Are some theme park guests too big to ride rollercoasters safely?
For obvious reasons, rollercoaster seat harnesses and straps must fit snugly over riders. That's a problem for riders who are too tall, too broad, or just plain too large to squeeze into the seats and safety equipment.
Increasingly, though, adjustments are being made to rollercoasters so that riders of all size can enjoy the thrills. The UK's Daily Mail reports that Thorpe Park, in Surrey, is adding larger seats to its Nemesis Inferno ride, and it plans to introduce seats and harnesses specially designed to accommodate larger guests on other rides as well. Thorpe Park's Mike Vallis told the newspaper:
"The reality is that we are super-sizing - and that's a fact we're embracing. Why shouldn't people be comfortable when they are enjoying a day out with their friends or family?"

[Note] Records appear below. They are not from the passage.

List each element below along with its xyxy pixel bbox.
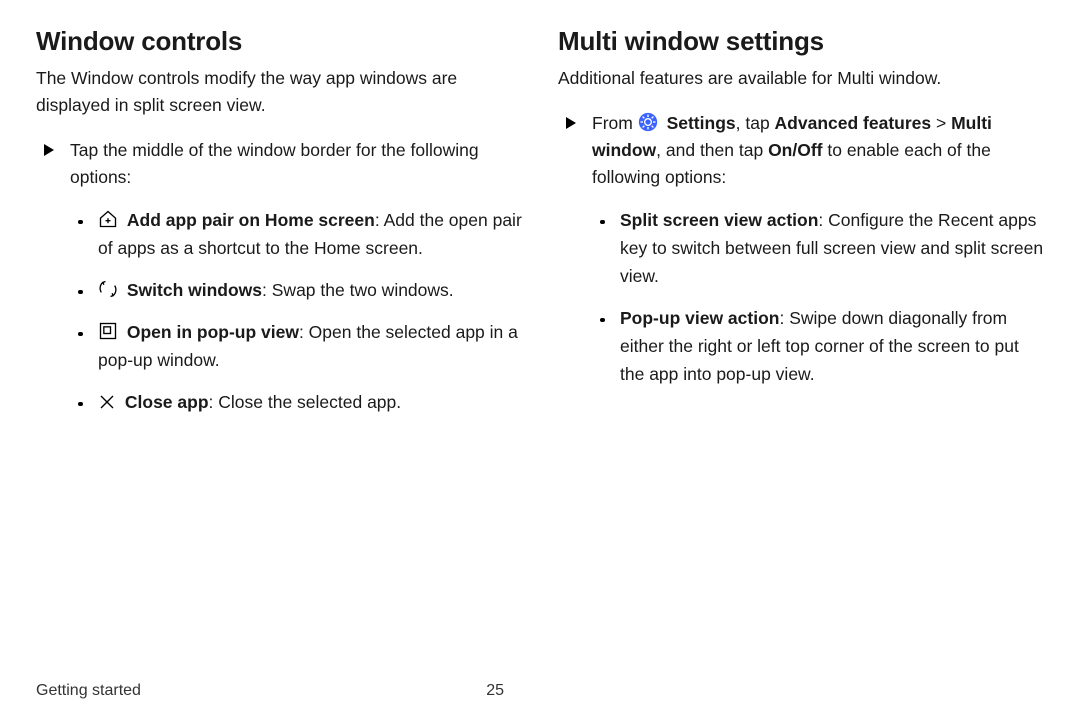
step-advanced-label: Advanced features xyxy=(775,113,932,133)
step-settings-label: Settings xyxy=(667,113,736,133)
step-mid2: , and then tap xyxy=(656,140,768,160)
option-add-app-pair: Add app pair on Home screen: Add the ope… xyxy=(74,206,522,262)
option-desc: : Swap the two windows. xyxy=(262,280,454,300)
right-column: Multi window settings Additional feature… xyxy=(558,24,1044,674)
step-text: Tap the middle of the window border for … xyxy=(70,140,479,187)
step-pre: From xyxy=(592,113,638,133)
option-label: Add app pair on Home screen xyxy=(127,210,375,230)
window-controls-heading: Window controls xyxy=(36,26,522,57)
window-controls-step: Tap the middle of the window border for … xyxy=(42,137,522,415)
option-desc: : Close the selected app. xyxy=(209,392,402,412)
option-label: Close app xyxy=(125,392,209,412)
footer-section-name: Getting started xyxy=(36,682,141,700)
option-label: Pop-up view action xyxy=(620,308,779,328)
switch-arrows-icon xyxy=(98,279,118,299)
option-close-app: Close app: Close the selected app. xyxy=(74,388,522,416)
settings-gear-icon xyxy=(638,112,658,132)
left-column: Window controls The Window controls modi… xyxy=(36,24,522,674)
option-label: Switch windows xyxy=(127,280,262,300)
popup-window-icon xyxy=(98,321,118,341)
multi-window-options: Split screen view action: Configure the … xyxy=(592,206,1044,388)
multi-window-steps: From xyxy=(558,110,1044,387)
option-open-popup: Open in pop-up view: Open the selected a… xyxy=(74,318,522,374)
option-split-screen-action: Split screen view action: Configure the … xyxy=(596,206,1044,290)
option-popup-view-action: Pop-up view action: Swipe down diagonall… xyxy=(596,304,1044,388)
option-label: Open in pop-up view xyxy=(127,322,299,342)
step-mid1: , tap xyxy=(736,113,775,133)
home-plus-icon xyxy=(98,209,118,229)
window-controls-options: Add app pair on Home screen: Add the ope… xyxy=(70,206,522,416)
step-onoff-label: On/Off xyxy=(768,140,822,160)
option-label: Split screen view action xyxy=(620,210,818,230)
manual-page: Window controls The Window controls modi… xyxy=(0,0,1080,720)
multi-window-heading: Multi window settings xyxy=(558,26,1044,57)
window-controls-steps: Tap the middle of the window border for … xyxy=(36,137,522,415)
window-controls-intro: The Window controls modify the way app w… xyxy=(36,65,522,119)
multi-window-intro: Additional features are available for Mu… xyxy=(558,65,1044,92)
step-gt: > xyxy=(931,113,951,133)
option-switch-windows: Switch windows: Swap the two windows. xyxy=(74,276,522,304)
two-column-layout: Window controls The Window controls modi… xyxy=(36,24,1044,674)
multi-window-step: From xyxy=(564,110,1044,387)
footer-page-number: 25 xyxy=(486,682,504,700)
page-footer: Getting started 25 xyxy=(36,674,1044,700)
close-icon xyxy=(98,393,116,411)
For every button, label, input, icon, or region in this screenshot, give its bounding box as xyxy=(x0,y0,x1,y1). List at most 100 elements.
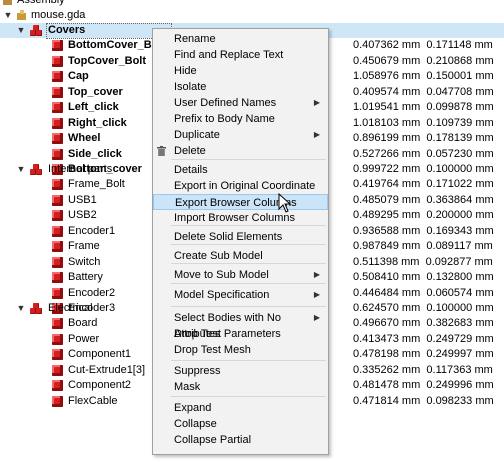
column-value: 0.896199 mm 0.178139 mm xyxy=(353,131,494,146)
menu-item-export-in-original-coordinate[interactable]: Export in Original Coordinate xyxy=(153,178,328,194)
tree-item-label: Frame xyxy=(68,240,100,252)
thickness-value: 0.407362 mm xyxy=(353,39,421,51)
thickness-value: 0.446484 mm xyxy=(353,286,421,299)
offset-value: 0.150001 mm xyxy=(426,70,494,82)
column-value: 0.987849 mm 0.089117 mm xyxy=(353,239,493,254)
column-value: 0.407362 mm 0.171148 mm xyxy=(353,38,493,53)
menu-item-details[interactable]: Details xyxy=(153,162,328,178)
thickness-value: 0.489295 mm xyxy=(353,209,421,221)
menu-item-label: Drop Test Parameters xyxy=(174,328,281,340)
menu-item-label: User Defined Names xyxy=(174,97,277,109)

The supersizing of coasters may have made news, but it's not necessarily new. Many rollercoasters in the U.S., in fact, already make special accommodations so that the obese and oversized can ride.
Robert Niles, who edits Theme Park Insider and wrote "Confessions of a Disney Cast Member" for Budget Travel, tells USA Today that most roller coasters built in recent years have been designed to somehow allow overweight guests to ride safely and comfortably:
"Every new coaster I've seen in the past several years either has special seats or rows for larger riders, or extension options so that the restraints can hold larger riders."
This is only smart business: If a large portion of the public is banned from many of a theme park's best rides, fewer people will bother paying the price of admission.